If $F:M\to N$ is a smooth embedding, then so is $dF:TM\to TN$.

Once you know that the image is an immersed submanifold, to show that $F$ is an embedding, it suffices to show that its image is an embedded submanifold; and for that it suffices to show it's embedded in a neighborhood of each point of the image.
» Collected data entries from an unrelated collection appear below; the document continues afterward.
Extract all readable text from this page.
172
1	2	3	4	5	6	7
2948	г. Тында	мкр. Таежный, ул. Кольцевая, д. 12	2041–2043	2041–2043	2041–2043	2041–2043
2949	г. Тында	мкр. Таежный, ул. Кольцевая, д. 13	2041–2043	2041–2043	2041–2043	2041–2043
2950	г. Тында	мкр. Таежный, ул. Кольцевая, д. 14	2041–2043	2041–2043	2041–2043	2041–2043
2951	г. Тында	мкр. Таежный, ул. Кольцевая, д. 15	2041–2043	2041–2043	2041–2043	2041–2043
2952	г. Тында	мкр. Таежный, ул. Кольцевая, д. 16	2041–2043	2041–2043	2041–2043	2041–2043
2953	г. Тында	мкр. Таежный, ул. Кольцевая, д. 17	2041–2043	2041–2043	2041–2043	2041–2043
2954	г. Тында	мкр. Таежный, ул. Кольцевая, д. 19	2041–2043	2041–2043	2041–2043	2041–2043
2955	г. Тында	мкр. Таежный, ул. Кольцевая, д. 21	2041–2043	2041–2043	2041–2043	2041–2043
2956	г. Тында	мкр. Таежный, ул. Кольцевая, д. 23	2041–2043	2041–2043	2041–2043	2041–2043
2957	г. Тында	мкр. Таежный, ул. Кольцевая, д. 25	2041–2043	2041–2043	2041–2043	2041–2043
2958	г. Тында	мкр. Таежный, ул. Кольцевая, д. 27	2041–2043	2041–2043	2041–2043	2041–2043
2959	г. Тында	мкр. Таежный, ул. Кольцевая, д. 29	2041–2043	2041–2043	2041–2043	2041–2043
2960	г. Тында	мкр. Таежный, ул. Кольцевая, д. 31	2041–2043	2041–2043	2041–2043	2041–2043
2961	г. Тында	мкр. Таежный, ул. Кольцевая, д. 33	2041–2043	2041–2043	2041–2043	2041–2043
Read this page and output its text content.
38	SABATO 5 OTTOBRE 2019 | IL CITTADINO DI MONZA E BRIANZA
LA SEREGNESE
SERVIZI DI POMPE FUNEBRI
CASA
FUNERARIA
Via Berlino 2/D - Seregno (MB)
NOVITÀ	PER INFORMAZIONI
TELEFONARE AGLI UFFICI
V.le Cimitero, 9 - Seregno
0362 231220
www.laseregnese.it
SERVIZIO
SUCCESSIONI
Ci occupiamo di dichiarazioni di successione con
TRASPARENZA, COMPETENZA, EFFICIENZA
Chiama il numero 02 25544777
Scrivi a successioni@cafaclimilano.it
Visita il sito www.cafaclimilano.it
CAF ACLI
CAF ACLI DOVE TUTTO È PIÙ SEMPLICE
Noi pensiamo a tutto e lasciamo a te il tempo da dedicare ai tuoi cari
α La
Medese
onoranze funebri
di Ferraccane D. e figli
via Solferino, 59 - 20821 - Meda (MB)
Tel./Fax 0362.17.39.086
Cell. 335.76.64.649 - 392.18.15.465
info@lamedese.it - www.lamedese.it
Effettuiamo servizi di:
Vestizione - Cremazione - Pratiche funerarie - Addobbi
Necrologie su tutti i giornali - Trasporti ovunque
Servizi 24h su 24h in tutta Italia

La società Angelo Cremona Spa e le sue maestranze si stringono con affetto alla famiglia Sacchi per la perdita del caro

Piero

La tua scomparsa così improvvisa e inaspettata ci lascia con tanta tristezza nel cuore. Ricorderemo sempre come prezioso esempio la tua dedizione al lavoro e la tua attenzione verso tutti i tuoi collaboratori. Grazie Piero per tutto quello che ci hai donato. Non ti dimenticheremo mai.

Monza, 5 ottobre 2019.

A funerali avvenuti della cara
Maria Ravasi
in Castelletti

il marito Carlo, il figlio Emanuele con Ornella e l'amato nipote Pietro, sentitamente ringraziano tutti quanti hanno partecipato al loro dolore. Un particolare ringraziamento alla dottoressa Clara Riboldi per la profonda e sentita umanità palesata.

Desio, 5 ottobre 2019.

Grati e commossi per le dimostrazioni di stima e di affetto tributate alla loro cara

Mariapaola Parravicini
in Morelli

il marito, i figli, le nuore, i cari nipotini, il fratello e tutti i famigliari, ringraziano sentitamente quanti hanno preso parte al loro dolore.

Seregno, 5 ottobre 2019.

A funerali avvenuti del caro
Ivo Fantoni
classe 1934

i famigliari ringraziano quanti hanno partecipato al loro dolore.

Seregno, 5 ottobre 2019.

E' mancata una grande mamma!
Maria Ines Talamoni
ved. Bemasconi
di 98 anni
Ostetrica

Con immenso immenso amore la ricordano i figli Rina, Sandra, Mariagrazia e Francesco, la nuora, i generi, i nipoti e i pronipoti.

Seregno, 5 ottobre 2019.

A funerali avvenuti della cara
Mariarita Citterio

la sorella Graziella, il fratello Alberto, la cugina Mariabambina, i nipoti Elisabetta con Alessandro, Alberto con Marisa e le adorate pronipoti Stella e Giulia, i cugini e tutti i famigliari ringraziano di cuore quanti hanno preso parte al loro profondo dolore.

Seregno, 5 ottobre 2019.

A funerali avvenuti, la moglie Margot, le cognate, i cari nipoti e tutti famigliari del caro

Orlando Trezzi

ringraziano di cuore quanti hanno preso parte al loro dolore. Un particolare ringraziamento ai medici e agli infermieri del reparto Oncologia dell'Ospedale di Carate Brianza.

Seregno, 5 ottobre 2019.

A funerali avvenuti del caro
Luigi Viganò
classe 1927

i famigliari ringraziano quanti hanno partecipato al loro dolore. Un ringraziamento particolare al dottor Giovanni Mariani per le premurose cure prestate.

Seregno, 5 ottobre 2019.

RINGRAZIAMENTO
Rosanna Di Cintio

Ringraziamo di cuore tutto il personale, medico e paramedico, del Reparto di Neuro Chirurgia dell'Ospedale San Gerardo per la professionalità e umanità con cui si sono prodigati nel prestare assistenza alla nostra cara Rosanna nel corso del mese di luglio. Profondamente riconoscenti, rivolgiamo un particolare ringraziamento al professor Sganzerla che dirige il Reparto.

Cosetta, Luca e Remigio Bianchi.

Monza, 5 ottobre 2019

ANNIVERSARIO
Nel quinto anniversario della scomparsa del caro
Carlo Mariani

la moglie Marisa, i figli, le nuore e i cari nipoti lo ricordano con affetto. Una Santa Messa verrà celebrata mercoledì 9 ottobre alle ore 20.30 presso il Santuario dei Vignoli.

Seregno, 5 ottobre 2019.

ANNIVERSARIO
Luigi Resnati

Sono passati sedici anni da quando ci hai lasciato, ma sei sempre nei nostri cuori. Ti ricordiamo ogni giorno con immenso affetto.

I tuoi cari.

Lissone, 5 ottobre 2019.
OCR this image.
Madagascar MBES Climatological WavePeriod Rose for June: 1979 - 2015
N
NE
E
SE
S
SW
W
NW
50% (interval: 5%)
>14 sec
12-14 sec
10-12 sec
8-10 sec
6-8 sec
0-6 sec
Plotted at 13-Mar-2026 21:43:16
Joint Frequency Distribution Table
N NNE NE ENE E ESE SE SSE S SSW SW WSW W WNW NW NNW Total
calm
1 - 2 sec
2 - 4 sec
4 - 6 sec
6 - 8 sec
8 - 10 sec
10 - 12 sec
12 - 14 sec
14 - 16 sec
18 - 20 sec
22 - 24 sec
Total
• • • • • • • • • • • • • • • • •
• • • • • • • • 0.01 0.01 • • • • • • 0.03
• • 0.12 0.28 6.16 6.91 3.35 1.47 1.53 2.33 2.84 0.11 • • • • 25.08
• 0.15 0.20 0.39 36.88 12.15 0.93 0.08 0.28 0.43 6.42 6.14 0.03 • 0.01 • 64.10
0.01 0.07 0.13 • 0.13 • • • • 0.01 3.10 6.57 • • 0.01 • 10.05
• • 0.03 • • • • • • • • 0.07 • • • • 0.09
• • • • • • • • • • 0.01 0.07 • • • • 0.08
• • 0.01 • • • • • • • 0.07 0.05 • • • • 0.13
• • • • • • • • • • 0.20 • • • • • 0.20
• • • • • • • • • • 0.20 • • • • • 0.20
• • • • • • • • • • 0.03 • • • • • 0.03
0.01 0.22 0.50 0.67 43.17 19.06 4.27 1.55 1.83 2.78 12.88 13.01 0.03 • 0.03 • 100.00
Let $p\in M$ and $q=F(p)$. Because $F$ is a smooth embedding, it is possible to choose smooth coordinate charts $(U,(x^i))$ containing $p$ and $(V,(y^i))$ containing $q$ such that $F(M)\cap V = F(U)$ and $F|_U$ has a coordinate representation of the form $F(x^1,\dots,x^m) = (x^1,\dots,x^m,0,\dots,0)$. If we let $(x^i, v_i)$ be the associated standard coordinates for $TM$ and $(y^i,w_i)$ those for $TN$, then $dF|_{TU}\colon TU\to TV$ has the coordinate representation $$ dF(x^1,\dots,x^m,v_1,\dots,v_m) = (x^1,\dots,x^m,0,\dots,0,v_1,\dots,v_m,0,\dots,0). $$ The fact that $F(M)\cap V = F(U)$ guarantees that $dF(TM) \cap TV = dF(TU)$, and the coordinate representation above shows that $dF(TU)$ is an embedded $2m$-dimensional submanifold of $TV$.